The Gas Gang are rebuilt when the Metal Men return from a space mission, having been fused into a single body and rendered mentally unstable. Carrying out Magnus' instructions to defeat the Metal Men Collective and then bring them to him, the Gas Gang turn against Magnus and try to kill him. Once again, they are defeated and eradicated.

==Members==
- Oxygen: An oxygen tank.
- Helium: A rubberized container that can expand.
- Carbon Monoxide: A lit Bunsen Burner with a fiery head.
- Chloroform: A cylindrical tank perforated with holes from which it emits gas.

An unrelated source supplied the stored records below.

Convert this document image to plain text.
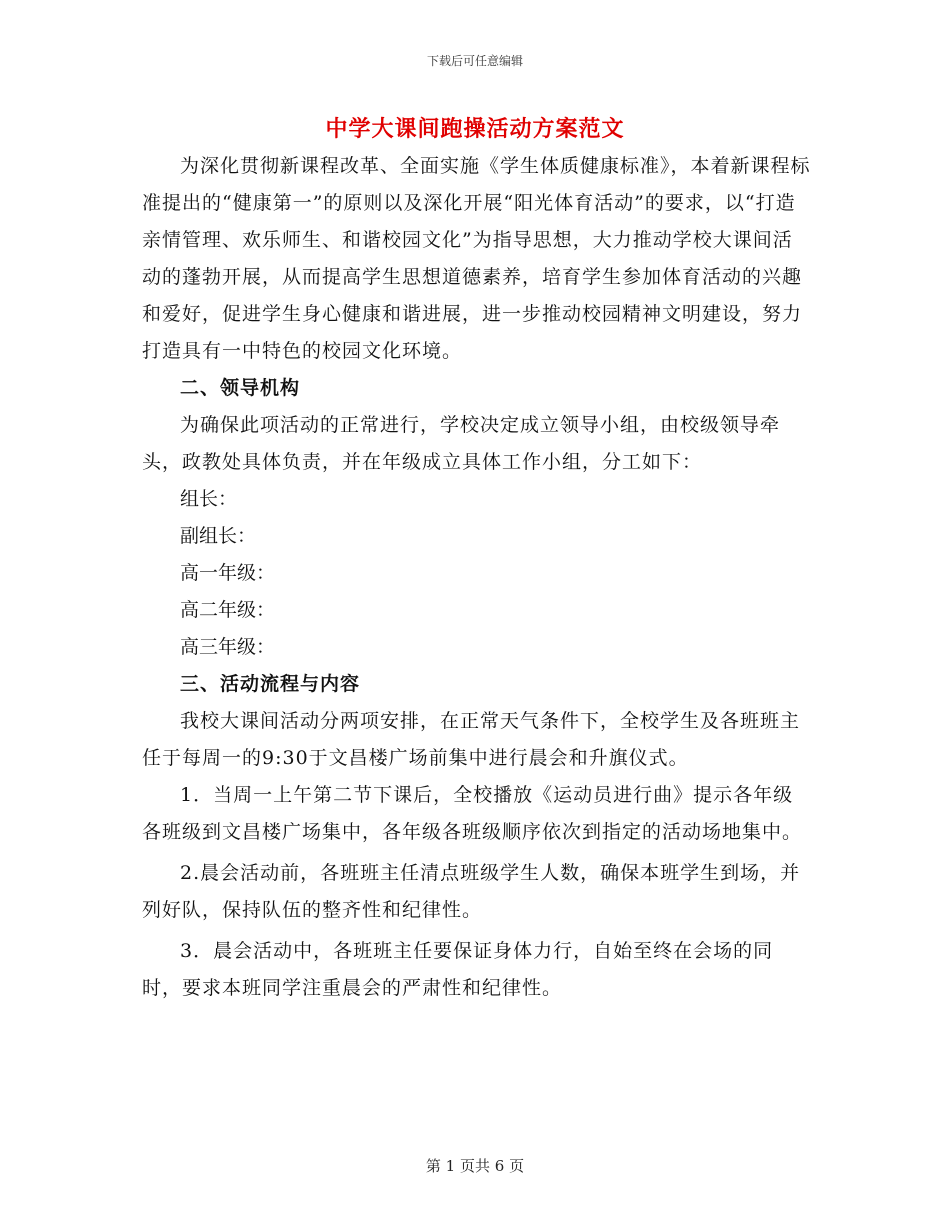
下载后可任意编辑
中学大课间跑操活动方案范文

为深化贯彻新课程改革、全面实施《学生体质健康标准》，本着新课程标准提出的“健康第一”的原则以及深化开展“阳光体育活动”的要求，以“打造亲情管理、欢乐师生、和谐校园文化”为指导思想，大力推动学校大课间活动的蓬勃开展，从而提高学生思想道德素养，培育学生参加体育活动的兴趣和爱好，促进学生身心健康和谐进展，进一步推动校园精神文明建设，努力打造具有一中特色的校园文化环境。

二、领导机构

为确保此项活动的正常进行，学校决定成立领导小组，由校级领导牵头，政教处具体负责，并在年级成立具体工作小组，分工如下：

组长：

副组长：

高一年级：

高二年级：

高三年级：

三、活动流程与内容

我校大课间活动分两项安排，在正常天气条件下，全校学生及各班班主任于每周一的9:30于文昌楼广场前集中进行晨会和升旗仪式。

1．当周一上午第二节下课后，全校播放《运动员进行曲》提示各年级各班级到文昌楼广场集中，各年级各班级顺序依次到指定的活动场地集中。

2.晨会活动前，各班班主任清点班级学生人数，确保本班学生到场，并列好队，保持队伍的整齐性和纪律性。

3．晨会活动中，各班班主任要保证身体力行，自始至终在会场的同时，要求本班同学注重晨会的严肃性和纪律性。

第 1 页共 6 页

- Carbon Dioxide: An anthropomorphic dry ice crystal.

==In other media==
The Gas Gang appear in the Batman: The Brave and the Bold episode "Clash of the Metal Men!", consisting of Oxygen (voiced by Brian Bloom), Carbon Dioxide (Hynden Walch), Helium (Bill Fagerbakke), Chloroform - who has no dialogue - and series original characters Hydrogen (Lex Lang) and Nitrogen, the latter of whom also has no dialogue. This version of the Gas Gang consisted of former colleagues of Milton Magnus who were presumed dead while working on a gas designed to trigger volcanic eruptions, which turned them into gaseous beings. In the present, the Gas Gang kidnap Magnus and coerce him into building robot bodies to contain them until they are thwarted by Batman and the Metal Men. During the subsequent battle, Batman accidentally merges the Gas Gang into a lethal gas cloud before destroying them with the Batplane.